THE PRICE AT THE PUMP
A little while ago I was at a Lartigue exhibition in a private gallery. I was the only one in the place and the atmosphere was flat. Somewhere stage right a woman’s voice drawled endlessly into a telephone about ‘New York prices’. I guess gallery owners can smell money and in that sense I am odourless so my presence seemed to excite the attention of no one.
I was about to leave when a couple bounced in with that saveloy tan and freshly laundered look which carry the unmistakable aroma of spondulicks. They whispered excitedly to one another, pausing here and there. The owner appeared as if from nowhere and locked onto them. I decided to hang around, metaphorically tying a shoelace, to see what would happen.

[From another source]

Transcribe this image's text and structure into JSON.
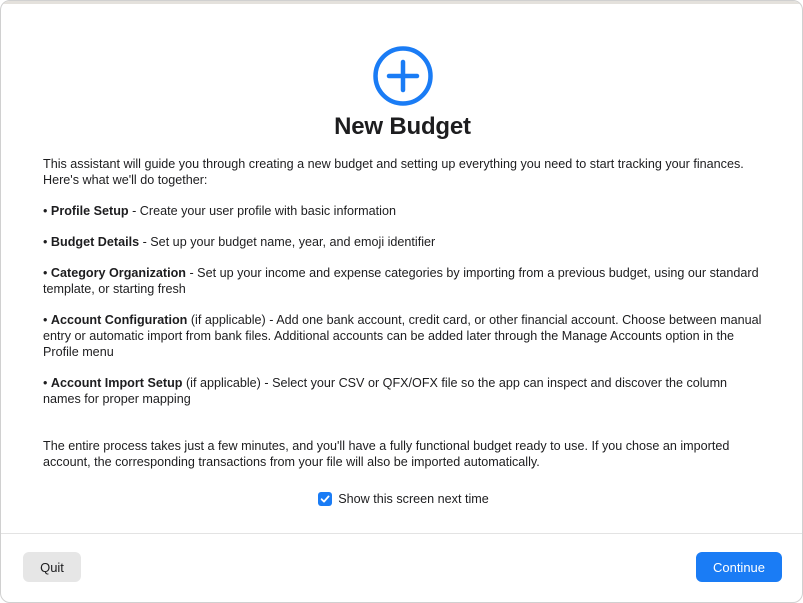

They pointed to a photograph. How much was that, they wanted to know. The owner said there were no prints of that one left. Their gaze roved again and they picked out another: how much was that? A price was quoted. It went on like this for some time. How much was that one? And that one? Their attention seemed to bounce around like a pinball off the cushions. In the end I lost interest and left them still skittering haphazardly around the walls, the owner in pursuit. Presumably his skill is to turn this random interest into a sale.
I thought of this couple when I was digesting the list of highest priced photography auction lots for 2019 on the Collector Daily website. (Collector Daily is a site which reviews shows, photobooks, auctions and so on for collectors. It’s a serious and well-informed website with many good exhibition and photobook reviews.)

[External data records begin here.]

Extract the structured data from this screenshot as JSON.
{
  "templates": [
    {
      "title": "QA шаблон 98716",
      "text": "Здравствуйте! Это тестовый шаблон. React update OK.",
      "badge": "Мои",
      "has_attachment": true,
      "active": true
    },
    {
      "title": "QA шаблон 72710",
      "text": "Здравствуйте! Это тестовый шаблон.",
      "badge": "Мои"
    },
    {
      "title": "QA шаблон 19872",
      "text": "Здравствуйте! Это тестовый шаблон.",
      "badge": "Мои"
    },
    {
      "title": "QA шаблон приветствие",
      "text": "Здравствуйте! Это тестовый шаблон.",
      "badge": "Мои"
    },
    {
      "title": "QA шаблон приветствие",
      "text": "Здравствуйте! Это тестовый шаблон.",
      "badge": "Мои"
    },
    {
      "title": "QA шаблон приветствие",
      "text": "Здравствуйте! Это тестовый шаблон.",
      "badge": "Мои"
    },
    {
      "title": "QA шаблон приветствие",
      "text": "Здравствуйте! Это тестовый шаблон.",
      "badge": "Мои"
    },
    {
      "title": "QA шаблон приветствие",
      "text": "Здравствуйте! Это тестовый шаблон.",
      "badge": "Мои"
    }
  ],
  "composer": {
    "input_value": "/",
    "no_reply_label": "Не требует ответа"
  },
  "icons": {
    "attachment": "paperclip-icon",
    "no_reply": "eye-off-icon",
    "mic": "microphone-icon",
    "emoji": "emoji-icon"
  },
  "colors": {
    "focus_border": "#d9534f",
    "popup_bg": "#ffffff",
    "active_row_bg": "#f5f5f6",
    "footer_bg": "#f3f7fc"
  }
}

For 2019 the top ten prices paid at auction for a lot ranged from $1,820,000 to $569,850: you can see all the details on the link above so I won’t repeat them here. The names are all well-known and so are the photographs. If I’ve understood the table correctly it is listing lot prices and not necessarily prices for individual photographs. The $1,053,990 for the August Sander lot was in fact the total paid for some 70 portraits from his People Of Our Century.
If you click on the Previous/Next under the Helmut Newton photograph on the link above you have the details of each lot. It is here, in the auction titles, that you can see the faultline which has always bedevilled the world of photographic art. Some of them (Gilbert and George; Cindy Sherman; Andreas Gursky; Wolfgang Tillmans) are sold under the banner of Art (“Contemporary Art Evening Sale”) and some are sold under the banner of Photography (Lissitzky; Newton; Avedon). In her book Photography And The Art Market* Juliet Hacking writes (see my review, January 2019, below) that it is always in the Art sales that the really big prices are paid. For example, Cindy Sherman’s Untitled #96 (1981) sold for $3.89m in May 2011; and Andreas Gursky’s Rhein II (1999) sold for a world record $4.3m a few months later. Yet the top three prices in the Collector Daily list are all from photography rather than art auctions.
The website suggests that the market is currently reliant on classic or vintage photographs since contemporary work is not appearing much at auction. You might think that by and large the work of dead photographers would fetch more since supply is terminated while contemporary photographers keep on producing. But, as the figures for the 2011 Sherman and Gursky works show, recent records have been set by the living and not the dead. And it must be quite hard, too, to promote a dead photographer to the ranks of Artist posthumously.
Whether or not the distinction (between artist and photographer; not the living and the dead) is becoming blurred I suspect that something on the artistic horizon will obliterate it completely before long: computational imaging. My rudimentary understanding of this is that it is a ‘vision system’ that uses algorithms to create images from incomplete data. So you might start off with an image on a sensor in the conventional way but by the time you have finished reconstructing it ( spatial filtering; depth map augmentation; pulse stretching; spatial light modulation. Are you ready for this?) it bears so little resemblance to the original that it can no longer be called a photograph. In fact, what would have been seen traditionally as the essential characteristics of a photograph are now considered to be its “limitations”.
Another way of expressing it might be to say that photography up until now has been non-fiction whereas computational imaging, in an artistic context, would be fiction. Another analogy might be biological: analogue photography is one species of image; digital is another; and computational is an evolutionary new third species.
Back in that private gallery with the Lartigues: it is not by any means beyond possibility that as you approach an image in a gallery of the future it will ‘read’ you (as digital adverts in the street now can), access personal information about you and start to change to make itself more attractive to you. Where that leaves prices is anyone’s guess.